Sustainable forestry funds may offer a number of benefits to the planet and to those who invest in them, yet fundraising remains a challenge.
What Is at Stake?
From an impact perspective, increasing investments in sustainable forestry is important for the role forests play in combating climate change. Some scientists argue that trees’ ability to absorb carbon dioxide makes them a powerful means of mitigating the effects of greenhouse gas emissions. At the same time, forests provide subsistence and income to some 250 million people and are home to 80% of Earth’s land animals and plants.
Though forests cover roughly 30% of the planet’s land area, they are disappearing at an alarming rate, primarily due to commercial development including cattle ranching, logging, and palm oil production. Between 1990 and 2015, the world lost an area of forest larger than South Africa, according to the World Bank.
Investors in sustainable forestry believe their dollars can generate environmental impact like climate change mitigation and conservation, as well as social impact like quality job creation, according to Scaling Impact Investment in Forestry.

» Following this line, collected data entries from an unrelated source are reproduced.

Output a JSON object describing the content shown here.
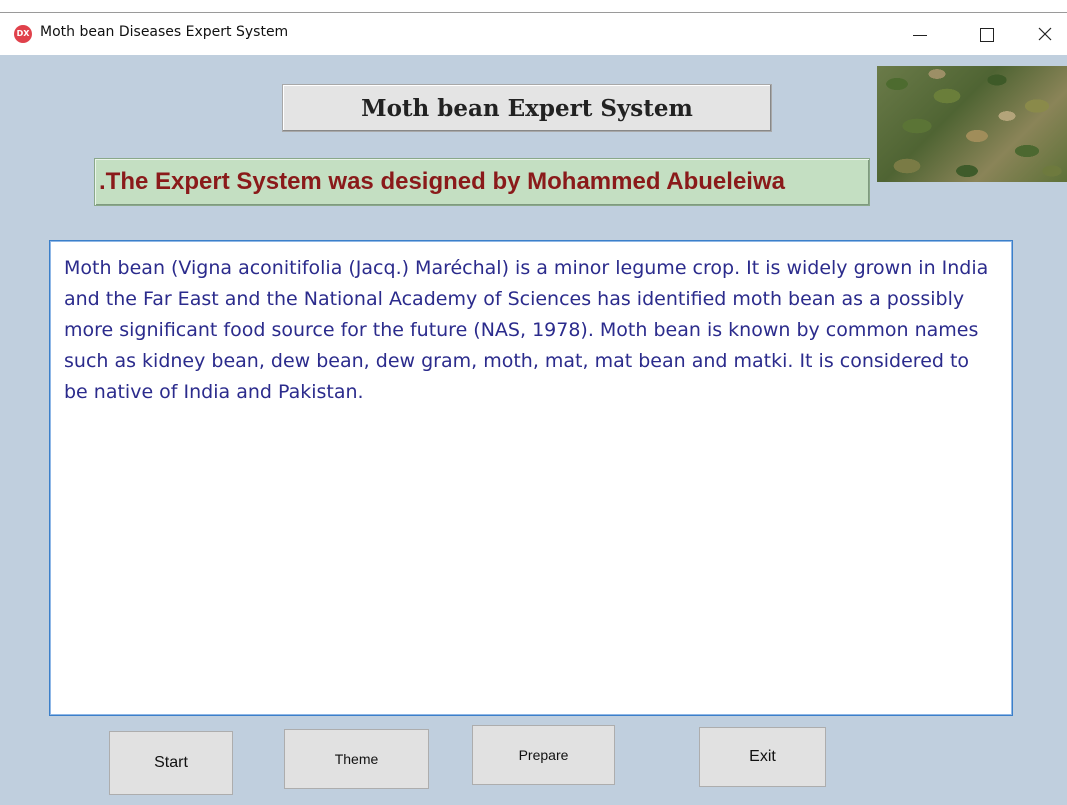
{
  "window": {
    "title": "Moth bean Diseases Expert System",
    "app_icon_text": "DX",
    "controls": {
      "minimize": "minimize-icon",
      "maximize": "maximize-icon",
      "close": "close-icon"
    }
  },
  "header": {
    "title": "Moth bean Expert System",
    "credit": ".The Expert System was designed by Mohammed Abueleiwa"
  },
  "main": {
    "description": "Moth bean (Vigna aconitifolia (Jacq.) Maréchal) is a minor legume crop. It is widely grown in India and the Far East and the National Academy of Sciences has identified moth bean as a possibly more significant food source for the future (NAS, 1978). Moth bean is known by common names such as kidney bean, dew bean, dew gram, moth, mat, mat bean and matki. It is considered to be native of India and Pakistan."
  },
  "buttons": {
    "start": "Start",
    "theme": "Theme",
    "prepare": "Prepare",
    "exit": "Exit"
  },
  "colors": {
    "background": "#c0cfde",
    "credit_text": "#8a1a1a",
    "credit_bg": "#c4dfc2",
    "body_text": "#2b2b8c",
    "text_border": "#3b7fc9"
  }
}
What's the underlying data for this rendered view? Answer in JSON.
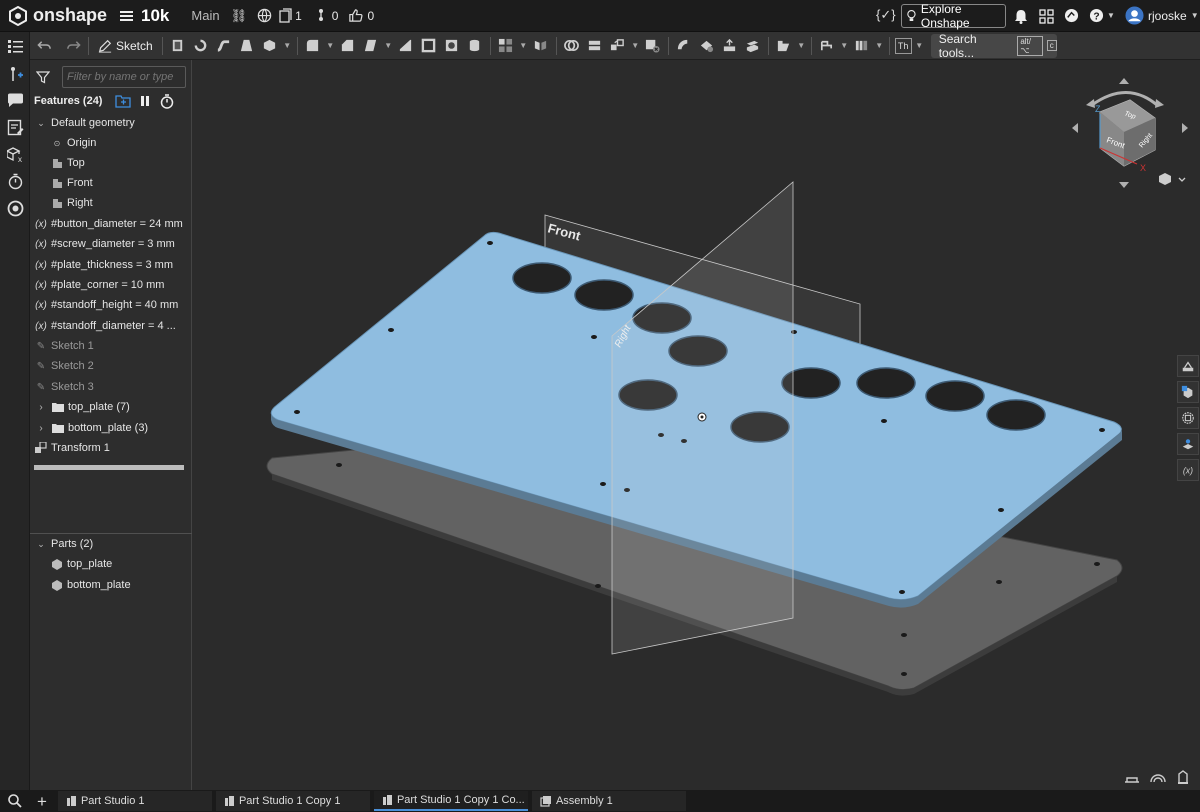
{
  "app": {
    "brand": "onshape",
    "doc_name": "10k",
    "branch": "Main",
    "versions_count": "1",
    "branches_count": "0",
    "likes_count": "0",
    "explore_label": "Explore Onshape",
    "username": "rjooske"
  },
  "toolbar": {
    "sketch_label": "Sketch",
    "th_label": "Th",
    "search_label": "Search tools...",
    "shortcut_alt": "alt/⌥",
    "shortcut_c": "c"
  },
  "features": {
    "header": "Features (24)",
    "filter_placeholder": "Filter by name or type",
    "default_geometry": "Default geometry",
    "items": [
      {
        "label": "Origin"
      },
      {
        "label": "Top"
      },
      {
        "label": "Front"
      },
      {
        "label": "Right"
      },
      {
        "label": "#button_diameter = 24 mm"
      },
      {
        "label": "#screw_diameter = 3 mm"
      },
      {
        "label": "#plate_thickness = 3 mm"
      },
      {
        "label": "#plate_corner = 10 mm"
      },
      {
        "label": "#standoff_height = 40 mm"
      },
      {
        "label": "#standoff_diameter = 4 ..."
      },
      {
        "label": "Sketch 1"
      },
      {
        "label": "Sketch 2"
      },
      {
        "label": "Sketch 3"
      },
      {
        "label": "top_plate (7)"
      },
      {
        "label": "bottom_plate (3)"
      },
      {
        "label": "Transform 1"
      }
    ]
  },
  "parts": {
    "header": "Parts (2)",
    "items": [
      {
        "label": "top_plate"
      },
      {
        "label": "bottom_plate"
      }
    ]
  },
  "viewport": {
    "plane_front": "Front",
    "plane_right": "Right",
    "cube_front": "Front",
    "cube_top": "Top",
    "cube_right": "Right",
    "axis_z": "Z",
    "axis_x": "X"
  },
  "tabs": [
    {
      "label": "Part Studio 1"
    },
    {
      "label": "Part Studio 1 Copy 1"
    },
    {
      "label": "Part Studio 1 Copy 1 Co..."
    },
    {
      "label": "Assembly 1"
    }
  ],
  "colors": {
    "plate_top": "#8fbde0",
    "plate_bottom": "#8f8f8f",
    "accent": "#4a90d9"
  }
}
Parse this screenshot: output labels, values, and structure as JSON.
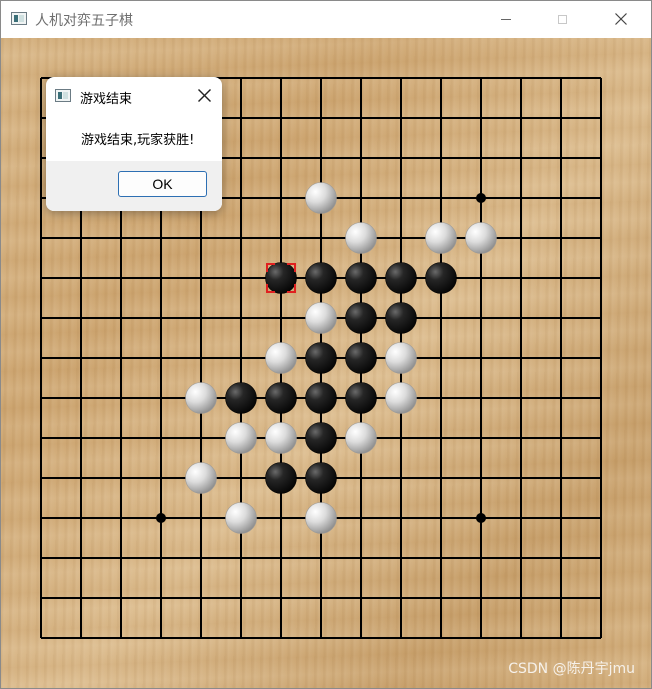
{
  "window": {
    "title": "人机对弈五子棋",
    "icon": "app-window-icon",
    "controls": [
      "minimize-icon",
      "maximize-icon",
      "close-icon"
    ]
  },
  "board": {
    "size": 15,
    "star_points": [
      [
        3,
        11
      ],
      [
        11,
        11
      ],
      [
        3,
        3
      ],
      [
        11,
        3
      ]
    ],
    "stones": [
      {
        "color": "white",
        "col": 7,
        "row": 3
      },
      {
        "color": "white",
        "col": 8,
        "row": 4
      },
      {
        "color": "white",
        "col": 10,
        "row": 4
      },
      {
        "color": "white",
        "col": 11,
        "row": 4
      },
      {
        "color": "black",
        "col": 6,
        "row": 5
      },
      {
        "color": "black",
        "col": 7,
        "row": 5
      },
      {
        "color": "black",
        "col": 8,
        "row": 5
      },
      {
        "color": "black",
        "col": 9,
        "row": 5
      },
      {
        "color": "black",
        "col": 10,
        "row": 5
      },
      {
        "color": "white",
        "col": 7,
        "row": 6
      },
      {
        "color": "black",
        "col": 8,
        "row": 6
      },
      {
        "color": "black",
        "col": 9,
        "row": 6
      },
      {
        "color": "white",
        "col": 6,
        "row": 7
      },
      {
        "color": "black",
        "col": 7,
        "row": 7
      },
      {
        "color": "black",
        "col": 8,
        "row": 7
      },
      {
        "color": "white",
        "col": 9,
        "row": 7
      },
      {
        "color": "white",
        "col": 4,
        "row": 8
      },
      {
        "color": "black",
        "col": 5,
        "row": 8
      },
      {
        "color": "black",
        "col": 6,
        "row": 8
      },
      {
        "color": "black",
        "col": 7,
        "row": 8
      },
      {
        "color": "black",
        "col": 8,
        "row": 8
      },
      {
        "color": "white",
        "col": 9,
        "row": 8
      },
      {
        "color": "white",
        "col": 5,
        "row": 9
      },
      {
        "color": "white",
        "col": 6,
        "row": 9
      },
      {
        "color": "black",
        "col": 7,
        "row": 9
      },
      {
        "color": "white",
        "col": 8,
        "row": 9
      },
      {
        "color": "white",
        "col": 4,
        "row": 10
      },
      {
        "color": "black",
        "col": 6,
        "row": 10
      },
      {
        "color": "black",
        "col": 7,
        "row": 10
      },
      {
        "color": "white",
        "col": 5,
        "row": 11
      },
      {
        "color": "white",
        "col": 7,
        "row": 11
      }
    ],
    "last_move": {
      "col": 6,
      "row": 5
    },
    "last_move_color": "#e02020",
    "line_color": "#000000"
  },
  "dialog": {
    "title": "游戏结束",
    "message": "游戏结束,玩家获胜!",
    "ok_label": "OK",
    "accent": "#2d6fb3"
  },
  "watermark": "CSDN @陈丹宇jmu"
}
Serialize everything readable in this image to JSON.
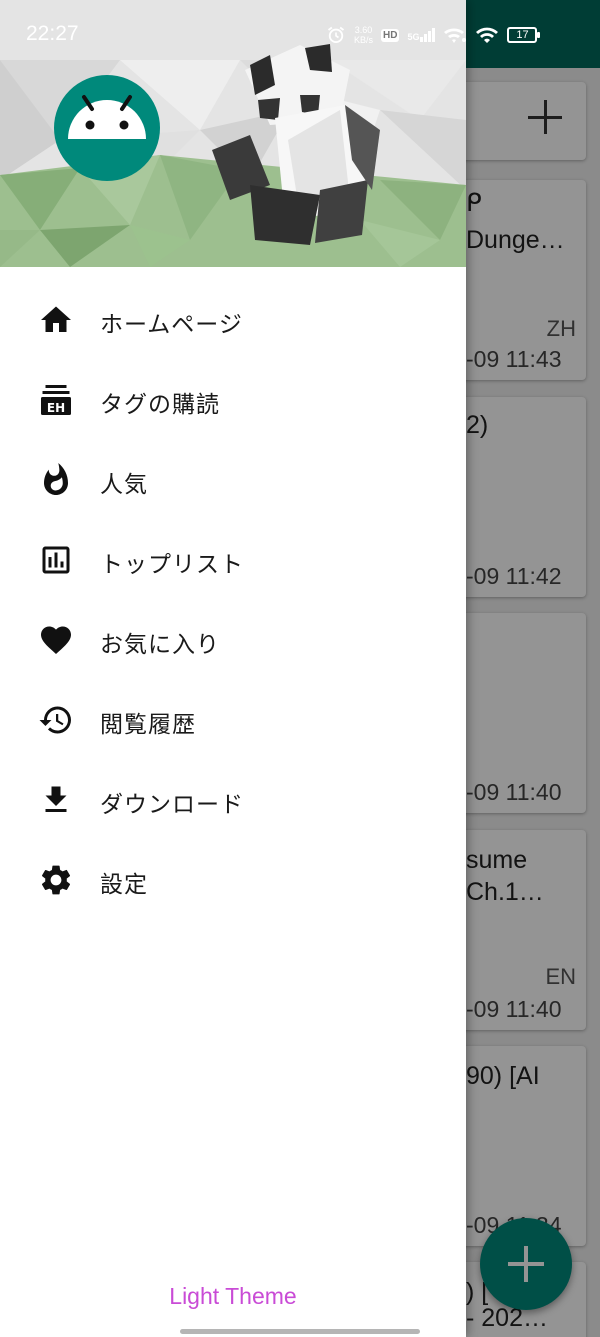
{
  "status_bar": {
    "time": "22:27",
    "net_speed_value": "3.60",
    "net_speed_unit": "KB/s",
    "hd_badge": "HD",
    "network": "5G",
    "battery": "17"
  },
  "drawer": {
    "menu_items": [
      {
        "label": "ホームページ",
        "icon": "home-icon"
      },
      {
        "label": "タグの購読",
        "icon": "eh-tag-icon"
      },
      {
        "label": "人気",
        "icon": "fire-icon"
      },
      {
        "label": "トップリスト",
        "icon": "bar-chart-icon"
      },
      {
        "label": "お気に入り",
        "icon": "heart-icon"
      },
      {
        "label": "閲覧履歴",
        "icon": "history-icon"
      },
      {
        "label": "ダウンロード",
        "icon": "download-icon"
      },
      {
        "label": "設定",
        "icon": "gear-icon"
      }
    ],
    "theme_toggle_label": "Light Theme"
  },
  "background_list": {
    "cards": [
      {
        "title_line1": "ᑭ",
        "title_line2": "Dunge…",
        "lang": "ZH",
        "date": "-09 11:43"
      },
      {
        "title_line1": "2)",
        "title_line2": "",
        "lang": "",
        "date": "-09 11:42"
      },
      {
        "title_line1": "",
        "title_line2": "",
        "lang": "",
        "date": "-09 11:40"
      },
      {
        "title_line1": "sume",
        "title_line2": "Ch.1…",
        "lang": "EN",
        "date": "-09 11:40"
      },
      {
        "title_line1": "90) [AI",
        "title_line2": "",
        "lang": "",
        "date": "-09 11:34"
      },
      {
        "title_line1": ") [",
        "title_line2": "- 202…",
        "lang": "",
        "date": ""
      }
    ]
  },
  "colors": {
    "primary": "#00695c",
    "accent": "#00897b",
    "theme_link": "#c94bd6"
  }
}
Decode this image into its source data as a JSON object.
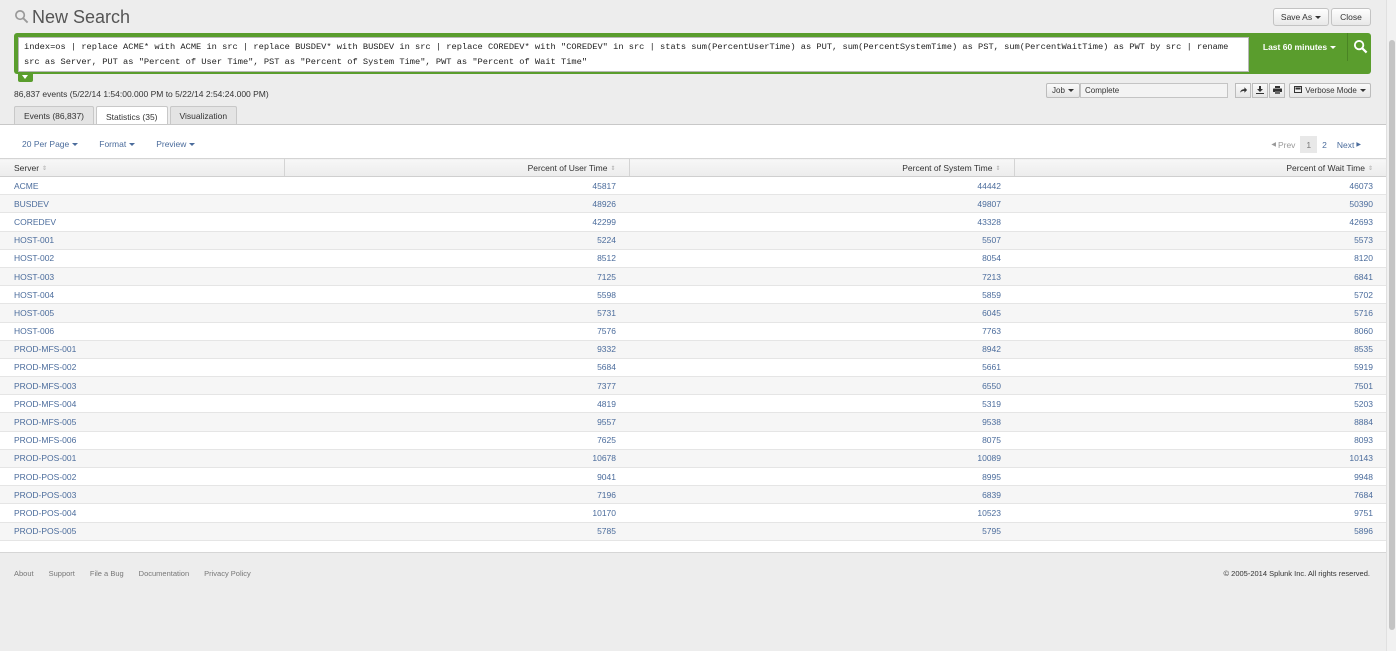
{
  "header": {
    "title": "New Search",
    "save_as_label": "Save As",
    "close_label": "Close"
  },
  "search": {
    "query": "index=os | replace ACME* with ACME in src | replace BUSDEV* with BUSDEV in src | replace COREDEV* with \"COREDEV\" in src | stats sum(PercentUserTime) as PUT, sum(PercentSystemTime) as PST, sum(PercentWaitTime) as PWT by src | rename src as Server, PUT as \"Percent of User Time\", PST as \"Percent of System Time\", PWT as \"Percent of Wait Time\"",
    "time_range": "Last 60 minutes"
  },
  "meta": {
    "events_summary": "86,837 events (5/22/14 1:54:00.000 PM to 5/22/14 2:54:24.000 PM)"
  },
  "job": {
    "label": "Job",
    "status": "Complete",
    "mode_label": "Verbose Mode"
  },
  "tabs": [
    {
      "label": "Events (86,837)",
      "active": false
    },
    {
      "label": "Statistics (35)",
      "active": true
    },
    {
      "label": "Visualization",
      "active": false
    }
  ],
  "controls": {
    "per_page": "20 Per Page",
    "format": "Format",
    "preview": "Preview"
  },
  "pager": {
    "prev": "Prev",
    "pages": [
      "1",
      "2"
    ],
    "current": "1",
    "next": "Next"
  },
  "table": {
    "columns": [
      "Server",
      "Percent of User Time",
      "Percent of System Time",
      "Percent of Wait Time"
    ],
    "rows": [
      [
        "ACME",
        "45817",
        "44442",
        "46073"
      ],
      [
        "BUSDEV",
        "48926",
        "49807",
        "50390"
      ],
      [
        "COREDEV",
        "42299",
        "43328",
        "42693"
      ],
      [
        "HOST-001",
        "5224",
        "5507",
        "5573"
      ],
      [
        "HOST-002",
        "8512",
        "8054",
        "8120"
      ],
      [
        "HOST-003",
        "7125",
        "7213",
        "6841"
      ],
      [
        "HOST-004",
        "5598",
        "5859",
        "5702"
      ],
      [
        "HOST-005",
        "5731",
        "6045",
        "5716"
      ],
      [
        "HOST-006",
        "7576",
        "7763",
        "8060"
      ],
      [
        "PROD-MFS-001",
        "9332",
        "8942",
        "8535"
      ],
      [
        "PROD-MFS-002",
        "5684",
        "5661",
        "5919"
      ],
      [
        "PROD-MFS-003",
        "7377",
        "6550",
        "7501"
      ],
      [
        "PROD-MFS-004",
        "4819",
        "5319",
        "5203"
      ],
      [
        "PROD-MFS-005",
        "9557",
        "9538",
        "8884"
      ],
      [
        "PROD-MFS-006",
        "7625",
        "8075",
        "8093"
      ],
      [
        "PROD-POS-001",
        "10678",
        "10089",
        "10143"
      ],
      [
        "PROD-POS-002",
        "9041",
        "8995",
        "9948"
      ],
      [
        "PROD-POS-003",
        "7196",
        "6839",
        "7684"
      ],
      [
        "PROD-POS-004",
        "10170",
        "10523",
        "9751"
      ],
      [
        "PROD-POS-005",
        "5785",
        "5795",
        "5896"
      ]
    ]
  },
  "footer": {
    "links": [
      "About",
      "Support",
      "File a Bug",
      "Documentation",
      "Privacy Policy"
    ],
    "copyright": "© 2005-2014 Splunk Inc. All rights reserved."
  },
  "colors": {
    "search_green": "#5a9d2d",
    "link_blue": "#4b6c9c"
  },
  "icons": [
    "search-icon",
    "share-icon",
    "export-icon",
    "print-icon",
    "verbose-mode-icon"
  ]
}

This green investment may serve as a hedge against inflation, have predictable cash flows due to biological growth cycles, and have a long-term lock-up period that aligns with the needs of certain long-term investors.
In addition to positive impact, investments in sustainable forestry also often generate positive financial returns. Emerging market funds in sustainable forestry target annualized returns of 15% on average, while those investing in developed markets target an average of 10%, according to the GIIN report. These green investments may also serve as hedges against inflation, have predictable cash flows due to biological growth cycles, and have long-term lock-up periods that align with the needs of certain long-term investors.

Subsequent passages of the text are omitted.